映画 "PEARL HARBOR"

映画「パールハーバー」公開早々見てきました。内容的には思ったとおり映画「トラ・トラ・トラ」の足元にも及ばない幼稚な映画で、書く事もあまりないのですが、気になる方も多いと思いますので以下私なりの印象です。

まず配給側の「これはラブストーリーだ」との弁明があるように「トラ・トラ・トラ」のようなドキュメンタリードラマとは全く性格が異なるので比較するのが無理かもしれません。

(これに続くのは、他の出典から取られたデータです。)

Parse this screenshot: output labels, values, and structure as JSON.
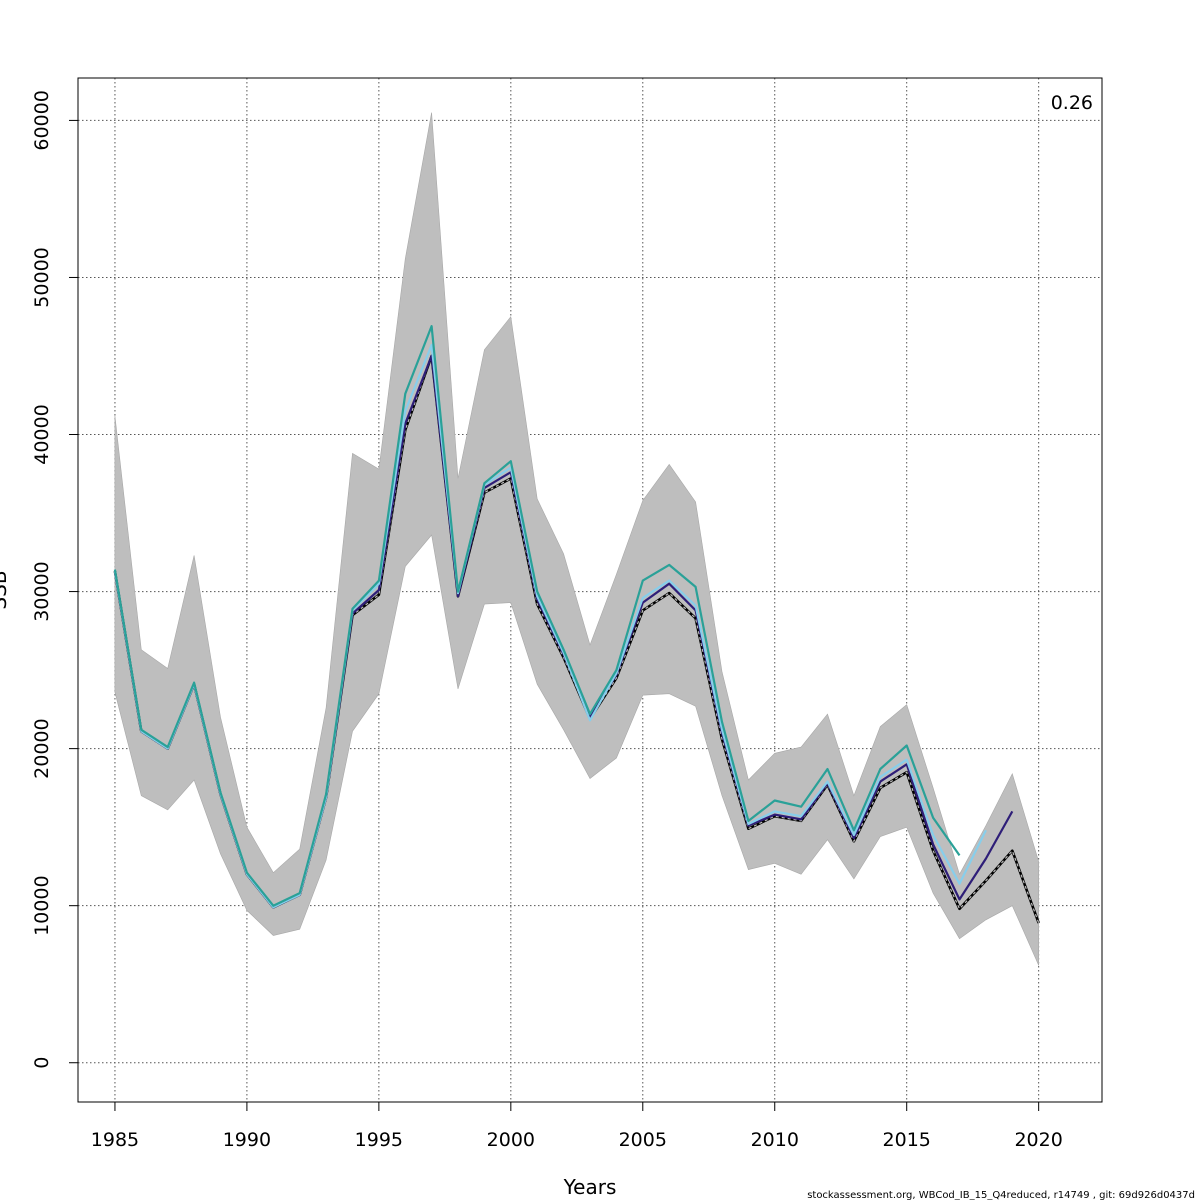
{
  "chart_data": {
    "type": "line",
    "title": "",
    "xlabel": "Years",
    "ylabel": "SSB",
    "xlim": [
      1983.6,
      2022.4
    ],
    "ylim": [
      -2500,
      62700
    ],
    "x_ticks": [
      "1985",
      "1990",
      "1995",
      "2000",
      "2005",
      "2010",
      "2015",
      "2020"
    ],
    "y_ticks": [
      "0",
      "10000",
      "20000",
      "30000",
      "40000",
      "50000",
      "60000"
    ],
    "grid": true,
    "corner_label": "0.26",
    "footer": "stockassessment.org, WBCod_IB_15_Q4reduced, r14749 , git: 69d926d0437d",
    "band": {
      "x": [
        1985,
        1986,
        1987,
        1988,
        1989,
        1990,
        1991,
        1992,
        1993,
        1994,
        1995,
        1996,
        1997,
        1998,
        1999,
        2000,
        2001,
        2002,
        2003,
        2004,
        2005,
        2006,
        2007,
        2008,
        2009,
        2010,
        2011,
        2012,
        2013,
        2014,
        2015,
        2016,
        2017,
        2018,
        2019,
        2020
      ],
      "upper": [
        41200,
        26300,
        25100,
        32300,
        22000,
        15000,
        12100,
        13600,
        22600,
        38800,
        37800,
        51200,
        60500,
        37200,
        45400,
        47500,
        35900,
        32400,
        26600,
        31100,
        35800,
        38100,
        35700,
        24900,
        18000,
        19700,
        20100,
        22200,
        17000,
        21400,
        22800,
        17500,
        12000,
        15100,
        18400,
        12800
      ],
      "lower": [
        23600,
        17000,
        16100,
        18000,
        13300,
        9700,
        8100,
        8500,
        12900,
        21100,
        23500,
        31600,
        33600,
        23800,
        29200,
        29300,
        24100,
        21200,
        18100,
        19400,
        23400,
        23500,
        22700,
        17000,
        12300,
        12700,
        12000,
        14200,
        11700,
        14400,
        15000,
        10800,
        7900,
        9100,
        10000,
        6200
      ]
    },
    "series": [
      {
        "color": "#202020",
        "dashed": true,
        "x": [
          1985,
          1986,
          1987,
          1988,
          1989,
          1990,
          1991,
          1992,
          1993,
          1994,
          1995,
          1996,
          1997,
          1998,
          1999,
          2000,
          2001,
          2002,
          2003,
          2004,
          2005,
          2006,
          2007,
          2008,
          2009,
          2010,
          2011,
          2012,
          2013,
          2014,
          2015,
          2016,
          2017,
          2018,
          2019,
          2020
        ],
        "values": [
          31300,
          21100,
          20000,
          24100,
          17100,
          12000,
          9900,
          10700,
          16900,
          28500,
          29800,
          40300,
          45000,
          29700,
          36300,
          37200,
          29200,
          25800,
          21900,
          24500,
          28800,
          29900,
          28300,
          20600,
          14900,
          15700,
          15400,
          17700,
          14100,
          17500,
          18500,
          13500,
          9800,
          11600,
          13500,
          8900
        ]
      },
      {
        "color": "#2e1e78",
        "dashed": false,
        "x": [
          1985,
          1986,
          1987,
          1988,
          1989,
          1990,
          1991,
          1992,
          1993,
          1994,
          1995,
          1996,
          1997,
          1998,
          1999,
          2000,
          2001,
          2002,
          2003,
          2004,
          2005,
          2006,
          2007,
          2008,
          2009,
          2010,
          2011,
          2012,
          2013,
          2014,
          2015,
          2016,
          2017,
          2018,
          2019
        ],
        "values": [
          31300,
          21100,
          20000,
          24100,
          17100,
          12000,
          9900,
          10700,
          16900,
          28600,
          30100,
          40700,
          45000,
          29700,
          36600,
          37600,
          29500,
          26000,
          22000,
          24700,
          29300,
          30500,
          28800,
          21000,
          15100,
          15800,
          15500,
          17800,
          14300,
          17900,
          19000,
          13900,
          10400,
          13000,
          16000
        ]
      },
      {
        "color": "#87ceeb",
        "dashed": false,
        "x": [
          1985,
          1986,
          1987,
          1988,
          1989,
          1990,
          1991,
          1992,
          1993,
          1994,
          1995,
          1996,
          1997,
          1998,
          1999,
          2000,
          2001,
          2002,
          2003,
          2004,
          2005,
          2006,
          2007,
          2008,
          2009,
          2010,
          2011,
          2012,
          2013,
          2014,
          2015,
          2016,
          2017,
          2018
        ],
        "values": [
          31300,
          21100,
          20000,
          24100,
          17100,
          12000,
          9900,
          10700,
          16900,
          28800,
          30500,
          41500,
          45700,
          29900,
          36800,
          37900,
          29700,
          26100,
          21800,
          24800,
          29600,
          30700,
          29100,
          21200,
          15200,
          16000,
          15700,
          17900,
          14500,
          18200,
          19300,
          14500,
          11400,
          14800
        ]
      },
      {
        "color": "#2aa198",
        "dashed": false,
        "x": [
          1985,
          1986,
          1987,
          1988,
          1989,
          1990,
          1991,
          1992,
          1993,
          1994,
          1995,
          1996,
          1997,
          1998,
          1999,
          2000,
          2001,
          2002,
          2003,
          2004,
          2005,
          2006,
          2007,
          2008,
          2009,
          2010,
          2011,
          2012,
          2013,
          2014,
          2015,
          2016,
          2017
        ],
        "values": [
          31400,
          21200,
          20100,
          24200,
          17200,
          12100,
          10000,
          10800,
          17100,
          28900,
          30700,
          42600,
          46900,
          30000,
          36900,
          38300,
          30000,
          26300,
          22200,
          25000,
          30700,
          31700,
          30300,
          21700,
          15400,
          16700,
          16300,
          18700,
          14800,
          18700,
          20200,
          15600,
          13200
        ]
      }
    ]
  }
}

ただしB級アクション映画ならそれも良いのですが、飛行機のシーンがふんだんにありながら(監督は飛行機ファンではないのでしょう)見ていて一向に盛り上がらないんです。なんかボーッと見てしまいました。本物の零戦を始め飛行可能な実機が出ているという一点で見る価値はありますが、内容的には見るべきものはありません。日本側の描き方がひどくて、特に作戦会議のシーンはヒドさは噴飯ものでした。日系アメリカ人俳優だけの起用ですが、これでは50年代後半に撮影された映画「戦場に架ける橋」の早川雪州を通り超して戦時中のプロパガンダ映画に登場する日本軍に逆戻りです。

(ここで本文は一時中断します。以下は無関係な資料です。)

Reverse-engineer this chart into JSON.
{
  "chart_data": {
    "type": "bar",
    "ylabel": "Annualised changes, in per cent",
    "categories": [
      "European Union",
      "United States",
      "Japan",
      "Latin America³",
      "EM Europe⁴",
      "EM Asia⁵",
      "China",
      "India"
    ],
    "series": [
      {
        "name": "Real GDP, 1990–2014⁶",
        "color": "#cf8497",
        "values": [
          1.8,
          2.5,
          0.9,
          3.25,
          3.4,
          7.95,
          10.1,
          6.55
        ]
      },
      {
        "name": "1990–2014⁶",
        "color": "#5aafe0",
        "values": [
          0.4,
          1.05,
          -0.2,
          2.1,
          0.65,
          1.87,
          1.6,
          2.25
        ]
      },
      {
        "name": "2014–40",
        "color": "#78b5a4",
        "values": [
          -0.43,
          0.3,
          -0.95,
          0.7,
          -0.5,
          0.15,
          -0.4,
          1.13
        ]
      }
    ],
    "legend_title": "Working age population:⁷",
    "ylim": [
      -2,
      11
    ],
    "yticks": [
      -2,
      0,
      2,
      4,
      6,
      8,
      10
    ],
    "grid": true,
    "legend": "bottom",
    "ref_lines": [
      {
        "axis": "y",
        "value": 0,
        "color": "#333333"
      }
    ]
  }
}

監督が以前に撮った映画のリストを見て納得しましたが、こういう主題を扱うにはまったくの畑違いですね。映画「タイタニック」に触発されたと見受けられる部分が少なからずあるんですが、ジェイムス・キャメロンの「タイタニック」には少なくとも監督の主題=歴史に対する情熱を感じました。しかしこの監督はアクション以外歴史に対する興味はないようです。公開前のTV番組で「リサーチはどのように?」のインタビューに答えて、数ある真珠湾攻撃について書かれた本には一切触れずに、「映画トラトラトラはもちろんの事、ドキュメンタリーをできる限り見た。」との答えが印象的でした。古いドキュメンタリーのほとんどは戦意高揚のために作られたものが多いので、これが映画のタッチに影響してしまったのは間違いのないところでしょう。

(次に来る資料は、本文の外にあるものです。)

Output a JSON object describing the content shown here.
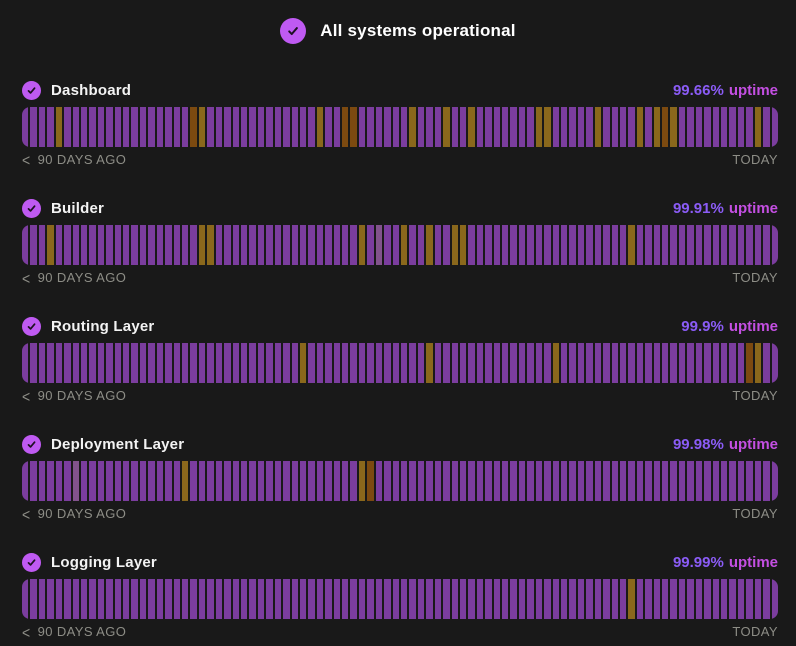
{
  "page": {
    "background": "#191919"
  },
  "colors": {
    "accent": "#bf5af2",
    "check_stroke": "#1d1022",
    "bar_operational": "#7b3d9e",
    "bar_degraded": "#8a681c",
    "bar_outage": "#7c4a10",
    "bar_muted": "#82538c",
    "uptime_from": "#8b5cf6",
    "uptime_to": "#c44fe2",
    "label_gray": "#8d8d86"
  },
  "header": {
    "status_label": "All systems operational",
    "icon": "check-circle-icon"
  },
  "timeline": {
    "days": 90,
    "chevron": "<",
    "left_label": "90 DAYS AGO",
    "right_label": "TODAY"
  },
  "services": [
    {
      "name": "Dashboard",
      "uptime_value": "99.66%",
      "uptime_word": "uptime",
      "down_days": [
        {
          "day": 4,
          "status": "degraded"
        },
        {
          "day": 20,
          "status": "outage"
        },
        {
          "day": 21,
          "status": "degraded"
        },
        {
          "day": 35,
          "status": "degraded"
        },
        {
          "day": 38,
          "status": "outage"
        },
        {
          "day": 39,
          "status": "outage"
        },
        {
          "day": 46,
          "status": "degraded"
        },
        {
          "day": 50,
          "status": "degraded"
        },
        {
          "day": 53,
          "status": "degraded"
        },
        {
          "day": 61,
          "status": "degraded"
        },
        {
          "day": 62,
          "status": "degraded"
        },
        {
          "day": 68,
          "status": "degraded"
        },
        {
          "day": 73,
          "status": "degraded"
        },
        {
          "day": 75,
          "status": "degraded"
        },
        {
          "day": 76,
          "status": "outage"
        },
        {
          "day": 77,
          "status": "degraded"
        },
        {
          "day": 87,
          "status": "degraded"
        }
      ]
    },
    {
      "name": "Builder",
      "uptime_value": "99.91%",
      "uptime_word": "uptime",
      "down_days": [
        {
          "day": 3,
          "status": "degraded"
        },
        {
          "day": 21,
          "status": "degraded"
        },
        {
          "day": 22,
          "status": "degraded"
        },
        {
          "day": 40,
          "status": "degraded"
        },
        {
          "day": 42,
          "status": "muted"
        },
        {
          "day": 45,
          "status": "degraded"
        },
        {
          "day": 48,
          "status": "degraded"
        },
        {
          "day": 51,
          "status": "degraded"
        },
        {
          "day": 52,
          "status": "degraded"
        },
        {
          "day": 72,
          "status": "degraded"
        }
      ]
    },
    {
      "name": "Routing Layer",
      "uptime_value": "99.9%",
      "uptime_word": "uptime",
      "down_days": [
        {
          "day": 33,
          "status": "degraded"
        },
        {
          "day": 48,
          "status": "degraded"
        },
        {
          "day": 63,
          "status": "degraded"
        },
        {
          "day": 86,
          "status": "outage"
        },
        {
          "day": 87,
          "status": "degraded"
        }
      ]
    },
    {
      "name": "Deployment Layer",
      "uptime_value": "99.98%",
      "uptime_word": "uptime",
      "down_days": [
        {
          "day": 6,
          "status": "muted"
        },
        {
          "day": 19,
          "status": "degraded"
        },
        {
          "day": 40,
          "status": "degraded"
        },
        {
          "day": 41,
          "status": "outage"
        }
      ]
    },
    {
      "name": "Logging Layer",
      "uptime_value": "99.99%",
      "uptime_word": "uptime",
      "down_days": [
        {
          "day": 72,
          "status": "degraded"
        }
      ]
    }
  ]
}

デジタル処理を駆使した(使いすぎ?)のアクションシーンはまるでコンピュータゲームを見ている様。管理されすぎた画像は、清潔過ぎて映画「トラ・トラ・トラ」のアクションシーンのような生の迫力は感じません。考証的なアラを探したらキリがないのですが、たとえば航空機銃の火力がものすごく、スピットファイアの7.7 mmで誘曝するもののないHe-111爆撃機の操縦席部分が完全に吹き飛ぶ!。また、対地攻撃する零戦の機銃の威力はミサイル並みで、地上にあるものはすべて大爆発! 昔のSF映画"World of War"に出てきた町を焼き払う円盤の怪光線ようでした。

最後に、公開前から〜真珠湾に濃緑色に塗られた零戦が登場〜で日本のファンをガッカリさせたプレーズ・オブ・ファイムの飛行可能な零戦52型ですが、この映画のためにハンパなグレーに塗られなくて良かったですね。零戦ファンとして零戦のシーンだけは興奮しました。紛うことなきあの零戦52型のカウリングやその美しい姿態そのままに大空を舞う濃緑色の零戦52型を大画面で見て惚れ惚れしました。私もこの映画のお陰で、早くタミヤの1/32「零戦52型」を作りたくなりましたもの。